Le fléau de Dieu. Attila, se détourna pour épargner Paris. Une puissance mystérieuse, la jeune âme de la France, incarnée dans la gardeuse de moutons, le contraignit à respecter le berceau d’une cité où devait battre le cœur même du monde. Jusqu’à présent il y a eu trois capitales, au vrai sens du mot caput, qui ont eu sur l’humanité une influence génésiaque : Athènes, où sont éclos les beaux-arts et la philosophie ; Rome, qui a créé la jurisprudence ; Paris, qui a enfanté l’égalité. Ces trois villes, ces trois mères, ont produit toute civilisation. Retirez-les de l’histoire, et celle-ci devient un chaos.

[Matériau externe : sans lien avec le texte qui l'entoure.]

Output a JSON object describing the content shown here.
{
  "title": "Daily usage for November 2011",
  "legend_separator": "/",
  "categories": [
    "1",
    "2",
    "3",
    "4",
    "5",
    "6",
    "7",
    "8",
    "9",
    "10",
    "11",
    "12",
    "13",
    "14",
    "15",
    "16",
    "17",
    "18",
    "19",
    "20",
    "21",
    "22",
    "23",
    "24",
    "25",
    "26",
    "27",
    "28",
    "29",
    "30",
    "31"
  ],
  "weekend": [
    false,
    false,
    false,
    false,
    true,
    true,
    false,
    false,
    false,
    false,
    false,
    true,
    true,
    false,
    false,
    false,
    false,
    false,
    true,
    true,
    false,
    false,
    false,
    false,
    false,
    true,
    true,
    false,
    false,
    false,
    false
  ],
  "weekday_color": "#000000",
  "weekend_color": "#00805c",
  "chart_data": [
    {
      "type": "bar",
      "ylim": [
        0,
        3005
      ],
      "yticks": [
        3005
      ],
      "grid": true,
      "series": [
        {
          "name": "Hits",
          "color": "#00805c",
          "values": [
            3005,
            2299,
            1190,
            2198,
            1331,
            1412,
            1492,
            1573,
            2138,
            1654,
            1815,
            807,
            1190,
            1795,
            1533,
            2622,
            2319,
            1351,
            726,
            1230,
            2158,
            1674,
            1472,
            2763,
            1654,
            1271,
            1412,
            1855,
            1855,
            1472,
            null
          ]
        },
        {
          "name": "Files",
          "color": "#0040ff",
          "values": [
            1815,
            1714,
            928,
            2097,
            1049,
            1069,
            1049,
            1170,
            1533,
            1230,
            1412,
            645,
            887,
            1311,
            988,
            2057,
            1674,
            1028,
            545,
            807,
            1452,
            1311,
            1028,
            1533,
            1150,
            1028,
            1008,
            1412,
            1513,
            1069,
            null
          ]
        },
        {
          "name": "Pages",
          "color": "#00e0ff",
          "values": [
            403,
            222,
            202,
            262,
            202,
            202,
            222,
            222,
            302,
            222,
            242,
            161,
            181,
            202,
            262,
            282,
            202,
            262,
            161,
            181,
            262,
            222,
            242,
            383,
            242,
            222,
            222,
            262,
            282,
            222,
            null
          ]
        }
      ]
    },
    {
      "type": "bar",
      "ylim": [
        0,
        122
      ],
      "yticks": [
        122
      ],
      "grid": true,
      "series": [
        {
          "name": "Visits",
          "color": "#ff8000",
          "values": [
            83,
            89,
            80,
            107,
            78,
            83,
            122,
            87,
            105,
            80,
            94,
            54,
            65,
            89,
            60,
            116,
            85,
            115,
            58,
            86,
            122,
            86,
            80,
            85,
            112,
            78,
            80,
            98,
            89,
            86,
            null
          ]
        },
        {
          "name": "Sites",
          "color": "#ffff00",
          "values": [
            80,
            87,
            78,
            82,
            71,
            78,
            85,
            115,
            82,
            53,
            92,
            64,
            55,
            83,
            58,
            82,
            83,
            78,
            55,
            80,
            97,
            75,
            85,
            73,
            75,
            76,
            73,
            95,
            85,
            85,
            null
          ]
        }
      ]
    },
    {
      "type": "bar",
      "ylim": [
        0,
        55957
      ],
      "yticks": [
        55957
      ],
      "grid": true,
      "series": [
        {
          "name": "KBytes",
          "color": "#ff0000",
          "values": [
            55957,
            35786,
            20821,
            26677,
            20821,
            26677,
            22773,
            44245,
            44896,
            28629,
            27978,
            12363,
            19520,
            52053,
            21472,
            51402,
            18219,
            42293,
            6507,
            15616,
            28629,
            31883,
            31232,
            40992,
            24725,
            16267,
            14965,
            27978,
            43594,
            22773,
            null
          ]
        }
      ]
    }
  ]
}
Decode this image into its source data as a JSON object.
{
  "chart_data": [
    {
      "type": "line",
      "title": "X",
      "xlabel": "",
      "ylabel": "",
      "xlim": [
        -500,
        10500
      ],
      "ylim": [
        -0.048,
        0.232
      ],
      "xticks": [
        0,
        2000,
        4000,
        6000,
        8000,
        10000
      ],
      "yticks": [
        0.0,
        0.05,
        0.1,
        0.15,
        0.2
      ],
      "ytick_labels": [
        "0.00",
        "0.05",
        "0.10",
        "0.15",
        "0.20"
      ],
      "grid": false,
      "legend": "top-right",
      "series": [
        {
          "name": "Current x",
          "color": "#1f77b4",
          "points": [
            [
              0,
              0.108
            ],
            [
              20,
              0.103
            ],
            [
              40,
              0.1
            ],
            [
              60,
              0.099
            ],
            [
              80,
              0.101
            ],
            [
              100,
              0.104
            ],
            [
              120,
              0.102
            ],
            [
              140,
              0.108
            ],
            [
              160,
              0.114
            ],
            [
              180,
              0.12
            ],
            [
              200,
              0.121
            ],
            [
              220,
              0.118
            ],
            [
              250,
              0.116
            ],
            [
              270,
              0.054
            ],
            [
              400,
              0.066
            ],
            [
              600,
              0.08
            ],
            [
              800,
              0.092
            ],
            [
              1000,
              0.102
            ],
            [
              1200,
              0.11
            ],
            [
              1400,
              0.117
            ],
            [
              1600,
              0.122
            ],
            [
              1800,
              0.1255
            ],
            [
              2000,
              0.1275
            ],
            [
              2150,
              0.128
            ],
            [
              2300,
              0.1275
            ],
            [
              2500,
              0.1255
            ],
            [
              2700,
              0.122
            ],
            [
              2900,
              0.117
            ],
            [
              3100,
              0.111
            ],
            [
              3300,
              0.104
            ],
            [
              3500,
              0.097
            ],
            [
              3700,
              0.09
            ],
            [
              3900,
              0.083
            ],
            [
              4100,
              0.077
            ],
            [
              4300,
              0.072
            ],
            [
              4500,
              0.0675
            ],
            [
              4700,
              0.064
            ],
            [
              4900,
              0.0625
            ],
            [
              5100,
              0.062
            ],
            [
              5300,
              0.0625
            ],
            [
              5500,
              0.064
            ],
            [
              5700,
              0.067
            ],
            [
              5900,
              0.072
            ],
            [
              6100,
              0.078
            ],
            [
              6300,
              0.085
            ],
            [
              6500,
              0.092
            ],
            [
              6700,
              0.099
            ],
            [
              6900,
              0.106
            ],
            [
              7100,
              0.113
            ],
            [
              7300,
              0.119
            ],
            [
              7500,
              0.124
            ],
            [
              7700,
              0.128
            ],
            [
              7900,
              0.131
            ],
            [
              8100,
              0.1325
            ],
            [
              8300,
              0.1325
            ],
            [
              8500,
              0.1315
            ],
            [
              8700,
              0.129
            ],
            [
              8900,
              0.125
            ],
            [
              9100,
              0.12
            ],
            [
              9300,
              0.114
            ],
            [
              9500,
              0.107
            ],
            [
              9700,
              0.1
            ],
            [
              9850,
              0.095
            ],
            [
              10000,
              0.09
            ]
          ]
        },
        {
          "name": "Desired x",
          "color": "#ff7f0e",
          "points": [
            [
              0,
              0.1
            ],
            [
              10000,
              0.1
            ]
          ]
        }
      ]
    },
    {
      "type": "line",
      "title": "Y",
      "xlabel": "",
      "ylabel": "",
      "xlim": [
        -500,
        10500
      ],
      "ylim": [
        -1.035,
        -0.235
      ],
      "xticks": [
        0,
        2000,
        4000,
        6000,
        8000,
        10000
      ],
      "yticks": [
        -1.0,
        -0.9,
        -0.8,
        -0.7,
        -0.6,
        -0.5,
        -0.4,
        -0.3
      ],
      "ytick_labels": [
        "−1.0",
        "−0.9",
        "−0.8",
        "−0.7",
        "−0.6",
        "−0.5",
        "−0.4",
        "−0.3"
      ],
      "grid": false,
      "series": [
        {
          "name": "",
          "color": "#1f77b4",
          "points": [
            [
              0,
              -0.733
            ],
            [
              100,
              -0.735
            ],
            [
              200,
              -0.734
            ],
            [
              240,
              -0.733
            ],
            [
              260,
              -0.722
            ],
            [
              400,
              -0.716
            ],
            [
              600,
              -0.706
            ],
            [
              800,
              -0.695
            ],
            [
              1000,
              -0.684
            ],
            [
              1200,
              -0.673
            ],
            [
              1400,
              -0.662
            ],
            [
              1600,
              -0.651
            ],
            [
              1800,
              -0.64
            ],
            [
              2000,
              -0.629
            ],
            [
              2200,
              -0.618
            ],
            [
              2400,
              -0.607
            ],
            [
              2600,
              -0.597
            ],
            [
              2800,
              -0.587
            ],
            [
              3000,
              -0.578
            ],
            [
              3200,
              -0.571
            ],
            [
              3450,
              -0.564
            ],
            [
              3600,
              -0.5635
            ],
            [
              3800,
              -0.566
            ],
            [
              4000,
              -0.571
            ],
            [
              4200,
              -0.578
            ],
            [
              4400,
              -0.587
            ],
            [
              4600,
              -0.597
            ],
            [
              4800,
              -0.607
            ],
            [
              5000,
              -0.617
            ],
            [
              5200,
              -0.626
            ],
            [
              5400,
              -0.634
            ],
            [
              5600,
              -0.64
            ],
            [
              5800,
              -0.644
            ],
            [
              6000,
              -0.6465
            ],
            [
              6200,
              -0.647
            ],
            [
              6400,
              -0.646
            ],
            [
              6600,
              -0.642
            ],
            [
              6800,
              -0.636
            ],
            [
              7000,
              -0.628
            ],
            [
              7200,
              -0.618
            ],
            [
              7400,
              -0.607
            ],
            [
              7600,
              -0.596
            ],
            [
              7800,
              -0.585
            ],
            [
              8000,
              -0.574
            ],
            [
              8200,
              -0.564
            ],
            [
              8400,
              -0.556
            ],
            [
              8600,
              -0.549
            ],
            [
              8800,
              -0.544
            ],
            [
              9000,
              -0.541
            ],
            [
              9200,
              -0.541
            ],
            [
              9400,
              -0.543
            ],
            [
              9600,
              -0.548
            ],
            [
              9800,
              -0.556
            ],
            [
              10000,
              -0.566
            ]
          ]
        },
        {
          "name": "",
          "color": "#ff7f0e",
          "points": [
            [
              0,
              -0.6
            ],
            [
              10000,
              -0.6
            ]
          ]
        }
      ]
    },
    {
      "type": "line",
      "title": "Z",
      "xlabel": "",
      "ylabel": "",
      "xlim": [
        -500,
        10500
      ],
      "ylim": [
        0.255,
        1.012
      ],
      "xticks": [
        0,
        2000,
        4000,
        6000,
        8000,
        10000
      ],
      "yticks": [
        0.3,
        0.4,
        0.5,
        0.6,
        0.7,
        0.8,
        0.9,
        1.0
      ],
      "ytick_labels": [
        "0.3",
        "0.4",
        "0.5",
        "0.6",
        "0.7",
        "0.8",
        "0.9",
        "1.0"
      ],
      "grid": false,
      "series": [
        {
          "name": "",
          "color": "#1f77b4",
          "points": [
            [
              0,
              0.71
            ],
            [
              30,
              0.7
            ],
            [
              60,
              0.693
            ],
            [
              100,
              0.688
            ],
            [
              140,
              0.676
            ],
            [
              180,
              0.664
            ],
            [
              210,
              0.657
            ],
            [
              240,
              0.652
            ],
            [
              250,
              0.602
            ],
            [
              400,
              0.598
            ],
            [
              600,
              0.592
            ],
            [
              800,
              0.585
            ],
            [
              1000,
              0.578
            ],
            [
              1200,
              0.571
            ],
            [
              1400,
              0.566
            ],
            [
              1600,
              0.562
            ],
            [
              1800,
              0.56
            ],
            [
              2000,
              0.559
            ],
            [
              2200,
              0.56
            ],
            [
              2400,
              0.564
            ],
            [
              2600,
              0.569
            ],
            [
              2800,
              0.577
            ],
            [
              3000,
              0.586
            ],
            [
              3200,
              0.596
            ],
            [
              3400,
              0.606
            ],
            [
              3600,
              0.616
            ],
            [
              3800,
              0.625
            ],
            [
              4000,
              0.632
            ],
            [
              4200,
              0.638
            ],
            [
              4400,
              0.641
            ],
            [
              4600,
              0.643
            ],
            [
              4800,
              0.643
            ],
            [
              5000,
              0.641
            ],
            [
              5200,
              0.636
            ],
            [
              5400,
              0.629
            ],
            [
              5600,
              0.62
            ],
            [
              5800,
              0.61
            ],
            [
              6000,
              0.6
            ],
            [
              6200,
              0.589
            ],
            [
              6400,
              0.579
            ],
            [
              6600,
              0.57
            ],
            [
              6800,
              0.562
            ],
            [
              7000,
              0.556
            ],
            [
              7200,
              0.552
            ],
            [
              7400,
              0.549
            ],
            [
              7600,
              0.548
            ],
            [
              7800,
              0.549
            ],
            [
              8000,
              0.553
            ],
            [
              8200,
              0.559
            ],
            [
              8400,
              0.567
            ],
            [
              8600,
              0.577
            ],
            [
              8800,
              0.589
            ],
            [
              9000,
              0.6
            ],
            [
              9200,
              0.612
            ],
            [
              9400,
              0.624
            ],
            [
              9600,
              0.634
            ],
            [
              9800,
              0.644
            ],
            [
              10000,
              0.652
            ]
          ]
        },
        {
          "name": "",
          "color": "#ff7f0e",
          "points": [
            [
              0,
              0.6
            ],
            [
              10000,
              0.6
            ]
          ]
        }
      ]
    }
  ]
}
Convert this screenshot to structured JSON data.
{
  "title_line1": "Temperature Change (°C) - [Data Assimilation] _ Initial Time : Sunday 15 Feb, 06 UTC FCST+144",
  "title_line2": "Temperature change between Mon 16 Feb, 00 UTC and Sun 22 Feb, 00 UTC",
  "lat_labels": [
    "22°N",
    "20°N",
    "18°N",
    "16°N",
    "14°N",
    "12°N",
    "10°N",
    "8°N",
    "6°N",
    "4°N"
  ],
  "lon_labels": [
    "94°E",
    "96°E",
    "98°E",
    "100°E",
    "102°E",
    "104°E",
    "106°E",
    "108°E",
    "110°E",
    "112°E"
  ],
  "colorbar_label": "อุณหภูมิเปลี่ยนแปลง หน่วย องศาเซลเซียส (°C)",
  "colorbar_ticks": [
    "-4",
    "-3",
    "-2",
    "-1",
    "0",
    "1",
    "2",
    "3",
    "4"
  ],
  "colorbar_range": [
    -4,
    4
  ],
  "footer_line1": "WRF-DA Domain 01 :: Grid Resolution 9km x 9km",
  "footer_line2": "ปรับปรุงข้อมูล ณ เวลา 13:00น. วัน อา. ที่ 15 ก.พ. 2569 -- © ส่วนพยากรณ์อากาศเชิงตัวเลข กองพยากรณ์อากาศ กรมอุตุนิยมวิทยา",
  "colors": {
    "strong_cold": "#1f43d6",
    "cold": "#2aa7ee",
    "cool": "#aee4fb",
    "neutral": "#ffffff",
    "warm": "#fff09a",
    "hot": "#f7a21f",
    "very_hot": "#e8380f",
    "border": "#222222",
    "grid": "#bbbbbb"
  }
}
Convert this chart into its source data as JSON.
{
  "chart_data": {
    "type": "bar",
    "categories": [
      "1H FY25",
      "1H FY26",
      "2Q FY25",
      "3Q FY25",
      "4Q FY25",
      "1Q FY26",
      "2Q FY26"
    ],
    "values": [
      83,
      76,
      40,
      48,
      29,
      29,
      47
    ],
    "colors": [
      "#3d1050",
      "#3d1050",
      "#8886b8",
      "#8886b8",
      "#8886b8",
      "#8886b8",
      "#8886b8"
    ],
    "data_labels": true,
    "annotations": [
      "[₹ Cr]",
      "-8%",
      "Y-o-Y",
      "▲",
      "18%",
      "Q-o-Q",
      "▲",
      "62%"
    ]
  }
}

Il y a dans l’île d’Ischia une montagne où l’on entend souffler un courant d’air souterrain ; d’où vient-il ? Nul ne le sait, et la science ignore encore où prend naissance cette tempête anonyme qui bruit sous les vieux rocs entassés du mont Épome. Il en est ainsi de Paris ; il y souffle incessamment une brise inconnue dont il faut tenir compte, car parfois elle dégénère en tempête pendant certaines journées qui gardent désormais une date ineffaçable : 10 août, 29 juillet, 24 février[1].

C’est l’âme même de Paris qui s’exhale à ces heures

  1. On peut aujourd’hui ajouter à ces dates celle du 4 septembre. L’orage qui se déchaîna ce jour-là fut doux et propice aux armées allemandes, dont il facilita singulièrement la tâche.